Профессор Коренева прижалась лбом к стеклу. На нем осталась полынья от теплой человеческой кожи. Можно думать ни о чем, хотеть ничего, просто смотреть на снег и растворяться в его потоке. Наслаждение временем в чистом виде. Каждая минута, как марочное вино. Отсчитана и оплачена. Глупо тратить ее на что-то, кроме самого путешествия.

Елена наслаждаться не умела и потому достала планшет. Вечно торопилась, опаздывала – не аристократическая привычка. Щелкнула замочком, сверкнула экраном. Спутники с неодобрением покосились на нее. Плевать. Надо проверить работы. Ответить приставучему коллеге: нет, она не будет оппонировать его ученице… Надо, наконец, поговорить с мальчиком, приславшим роман о двух экспедициях Адмиралтейства против космических пиратов…

«Дружок, нельзя путать эпохи… – Коренева и не заметила, как подключила связь. – Нет, сюжет очень динамичный. Но ранняя Вторая империя… Поймите, мотивация была проще. Люди прямее, грубее, что ли. В характерах без полутонов».

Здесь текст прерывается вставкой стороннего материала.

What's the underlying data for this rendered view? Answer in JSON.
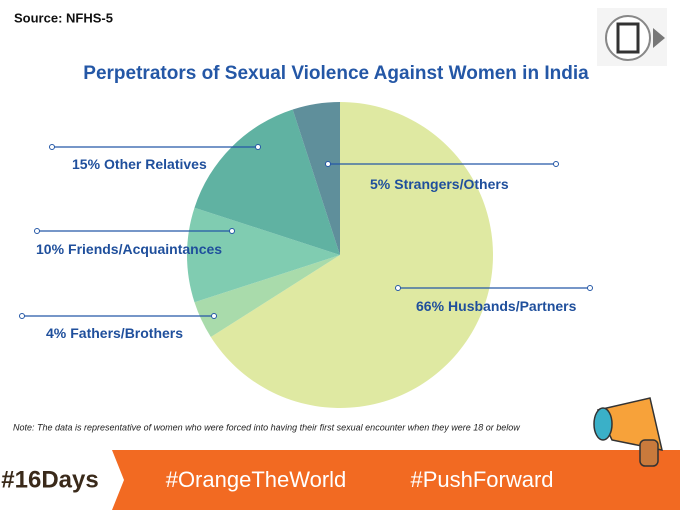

Он не понимал. Даже обиделся, что в нем слегка не признали гения. Стал возражать. Это было ошибкой. Елена не любила настырных бездарей и закончила весьма резко: «Я пришлю Вам текст с отмеченными грамматическими ошибками. Как поправите запятые, поговорим о стилистике». Заранее ясно, что новой беседы не будет. Непризнанные таланты долго лечат душевные травмы, а потом ну как-то устраиваются в жизни, не всем же становиться писателями. Жаль только, что друг, нашедший ей эту халтуру-редактуру, окажется в бешенстве: «Я подогнал тебе реальные деньги, сиди теперь – соси лапу».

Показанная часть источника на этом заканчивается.